Being a native of the city, I can say that I have taken much of good and bad for
granted to a point where I do not notice certain things because I grew up seeing
them. New York has changed with a theme park and franchise run of Time Square
and the images of urban decay that were synonymous with many films from the
1970s thankfully no longer exist, but places like the Chelsea Hotel have endured
through the good and the bad perhaps because they are as much a part of the
landmark pop culture icons that make up the figurative American History Visual
Dictionary just like the “Hollywood” sign calls to mind images of palm
trees, movie stars, and glamour, but anyone who has been to Los Angeles would
agree that there’s a shadow that is ever-present by day as well as night and
you do not need to see it with your eyes to know with your heart that it exists.
Ethan
Hawke has emerged as a renaissance man for his generation. A successful actor,
filmmaker, and novelist, Hawke has taken more chances to explore his creative
artistry through a variety of high and low profile projects that very few people
at his level ever undertake. Granted it is easier to become filmmaker or a
novelist when you have already established yourself as an actor. However all the
agents and publicity spin doctors in the world cannot change the general
“horse sense” of the American soul that tells it when something has
substance regardless of what people say. Adapted from the play and shot on
Digital Video, “Chelsea Walls” is more of a mood piece than anything else.

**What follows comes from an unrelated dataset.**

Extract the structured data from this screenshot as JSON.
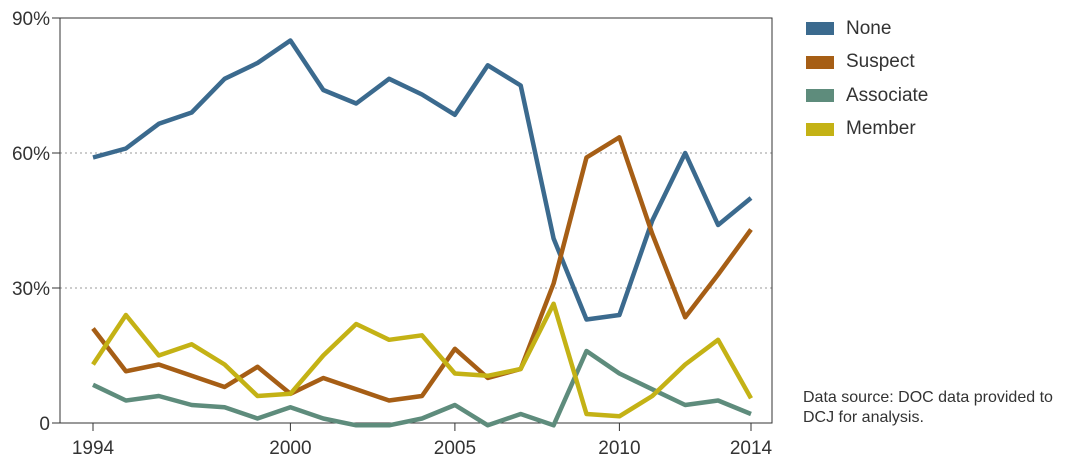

The hotel emerges as the main character with the characters that occupy it more
or less the organisms in symbioses with their cells (rooms) that depend upon
each other for survival more than anything else.
Presented
in a (1.77:1) anamorphic widescreen aspect ratio, “Chelsea Walls” is a
gritty looking film with a lot of grain purposely their that adds to the
tapestry of the film. An English Dolby Digital 5.1 Surround Soundtrack is
included along with English Captions and Spanish Language Subtitles encoded on
to the DVD as options. Hawke provides a screen specific commentary and is very
articulate through out. Videotaped interviews with Ethan Hawke and Robert Sean
Leonard are included along with a direct digital transfer of an extended deleted
scene. Trailers for “Chelsea Walls,” “Frailty,” and “Liberty Stands
Still” wrap up the extra features included on this standard DVD release.
“Chelsea
Walls” is available on DVD-Video now from Lions Gate Home Entertainment.